History apparently had different ideas, and so we stand at a moment like the fall of the Berlin Wall, where a society collectively says, “Enough is enough.” The way in which collective consciousness makes such decisions is mysterious. The day before change occurs, there’s every reason to think it won’t. Hosni Mubarak had been in place for thirty years, Soviet Communism for seventy. What we will see now is a great deal of backing and filling as the experts tell us all the factors that made this a predictable upheaval, and the pro-Mubarak West eats a little crow for not supporting the protest movement quickly or strongly enough. One of the protesters had appealed to an American reporter, “Why can’t you see that we are just like you?” A good question.

The day after a tipping point is always full of danger. Post-Soviet Russia lost an empire, witnessed the rise of mobsters and oligarchs, spun into widespread corruption, and eventually defaulted on the ruble. Freedom came at the price of unleashing forces that an authoritarian system had kept under control, or at least under wraps. Egypt has reached its “Now what?” moment, and if the experts are right, the real issue isn’t the departure of a dictator who outstayed his welcome but of democracy being stifled by the military powers that hold sway almost totally. Much the same structure is in place throughout the Muslim world, with its blend of royal families, oil oligarchs, anti-Israel demagogues, inflammatory clerics, and a booming birth rate.

In other words, “Now what?” doesn’t seem to have any good answers. Egypt, like the rest of the Arab world, waited too long to educate its poor, illiterate population, stripped its wealth to favor the privileged few, obstructed the rise of the next generation, and fell far behind the curve in technology and modern industry. Those factors remain a huge stumbling block. And yet this moment had to come, and we can look upon India, which had exactly the same problems twenty years ago but managed to turn the corner in spectacular fashion. The secret is to reverse course and change hidebound policies.

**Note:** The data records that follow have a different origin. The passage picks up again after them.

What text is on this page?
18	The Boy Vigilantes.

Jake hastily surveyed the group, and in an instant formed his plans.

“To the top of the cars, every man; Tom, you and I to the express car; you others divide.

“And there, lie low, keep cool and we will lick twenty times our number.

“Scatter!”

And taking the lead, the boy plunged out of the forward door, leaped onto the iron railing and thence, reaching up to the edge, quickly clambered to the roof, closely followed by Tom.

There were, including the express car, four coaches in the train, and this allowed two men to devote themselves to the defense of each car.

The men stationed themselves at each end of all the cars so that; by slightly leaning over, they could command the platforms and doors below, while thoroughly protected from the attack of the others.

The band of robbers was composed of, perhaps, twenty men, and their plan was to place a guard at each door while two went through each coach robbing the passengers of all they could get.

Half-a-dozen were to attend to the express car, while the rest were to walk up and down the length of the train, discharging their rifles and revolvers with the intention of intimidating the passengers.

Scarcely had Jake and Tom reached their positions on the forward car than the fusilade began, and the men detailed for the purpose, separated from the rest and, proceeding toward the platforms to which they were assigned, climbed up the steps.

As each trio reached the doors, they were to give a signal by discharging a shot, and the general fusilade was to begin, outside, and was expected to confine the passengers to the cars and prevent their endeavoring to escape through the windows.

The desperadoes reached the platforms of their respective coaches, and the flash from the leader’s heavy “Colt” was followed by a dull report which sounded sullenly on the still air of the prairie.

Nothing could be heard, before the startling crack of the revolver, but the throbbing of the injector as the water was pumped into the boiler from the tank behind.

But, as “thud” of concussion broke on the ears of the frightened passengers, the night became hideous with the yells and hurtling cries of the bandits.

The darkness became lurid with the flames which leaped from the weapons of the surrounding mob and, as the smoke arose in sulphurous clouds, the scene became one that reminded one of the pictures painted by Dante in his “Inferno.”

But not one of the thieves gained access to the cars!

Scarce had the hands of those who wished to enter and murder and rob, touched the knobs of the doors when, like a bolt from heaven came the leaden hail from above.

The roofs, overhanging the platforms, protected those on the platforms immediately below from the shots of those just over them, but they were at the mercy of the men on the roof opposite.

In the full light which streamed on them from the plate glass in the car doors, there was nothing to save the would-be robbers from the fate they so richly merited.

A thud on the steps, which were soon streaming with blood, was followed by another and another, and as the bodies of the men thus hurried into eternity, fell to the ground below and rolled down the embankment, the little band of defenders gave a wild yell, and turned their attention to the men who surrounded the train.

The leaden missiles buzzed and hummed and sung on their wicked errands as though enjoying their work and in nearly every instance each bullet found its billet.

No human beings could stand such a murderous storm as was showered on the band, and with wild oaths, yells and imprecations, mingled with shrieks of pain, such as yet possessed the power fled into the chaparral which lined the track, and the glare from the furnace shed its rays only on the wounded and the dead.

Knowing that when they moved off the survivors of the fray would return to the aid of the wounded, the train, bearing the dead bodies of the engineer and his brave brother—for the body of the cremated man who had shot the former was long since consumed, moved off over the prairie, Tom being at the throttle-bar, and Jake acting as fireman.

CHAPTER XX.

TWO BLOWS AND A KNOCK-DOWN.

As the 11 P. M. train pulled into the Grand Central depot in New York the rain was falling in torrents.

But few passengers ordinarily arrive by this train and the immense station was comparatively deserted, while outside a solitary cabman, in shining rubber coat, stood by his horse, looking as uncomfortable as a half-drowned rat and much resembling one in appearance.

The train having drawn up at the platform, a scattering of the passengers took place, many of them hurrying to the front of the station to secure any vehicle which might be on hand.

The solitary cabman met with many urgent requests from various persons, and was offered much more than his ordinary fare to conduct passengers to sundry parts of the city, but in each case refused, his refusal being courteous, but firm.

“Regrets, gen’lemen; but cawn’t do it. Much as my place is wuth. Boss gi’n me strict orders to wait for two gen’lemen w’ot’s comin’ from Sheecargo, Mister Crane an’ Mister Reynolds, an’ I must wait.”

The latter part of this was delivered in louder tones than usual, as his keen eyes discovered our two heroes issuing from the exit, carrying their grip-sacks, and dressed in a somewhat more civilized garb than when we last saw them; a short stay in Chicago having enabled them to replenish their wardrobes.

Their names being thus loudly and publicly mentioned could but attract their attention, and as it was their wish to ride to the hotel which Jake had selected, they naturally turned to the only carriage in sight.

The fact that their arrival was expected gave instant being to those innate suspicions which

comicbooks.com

Clearly such a reversal isn’t in the interests of the military or the ruling elites in the Middle East, because their greatest fear is the rise of the populations they suppress in order to remain in power. The status quo benefits the few, but it’s the few who hold the reins of every institution except the mosque. India prided itself, as it still does, on being the world’s largest (and messiest) democracy. So it would seem that before history can truly move ahead in the Arab world, the rise of the dispossessed must be allowed to occur, and that cannot happen without democracy. Despite their huge problems, Arab countries need to exist for the people. “Now what?” doesn’t have a simple answer, but the immediate need couldn’t be more clear.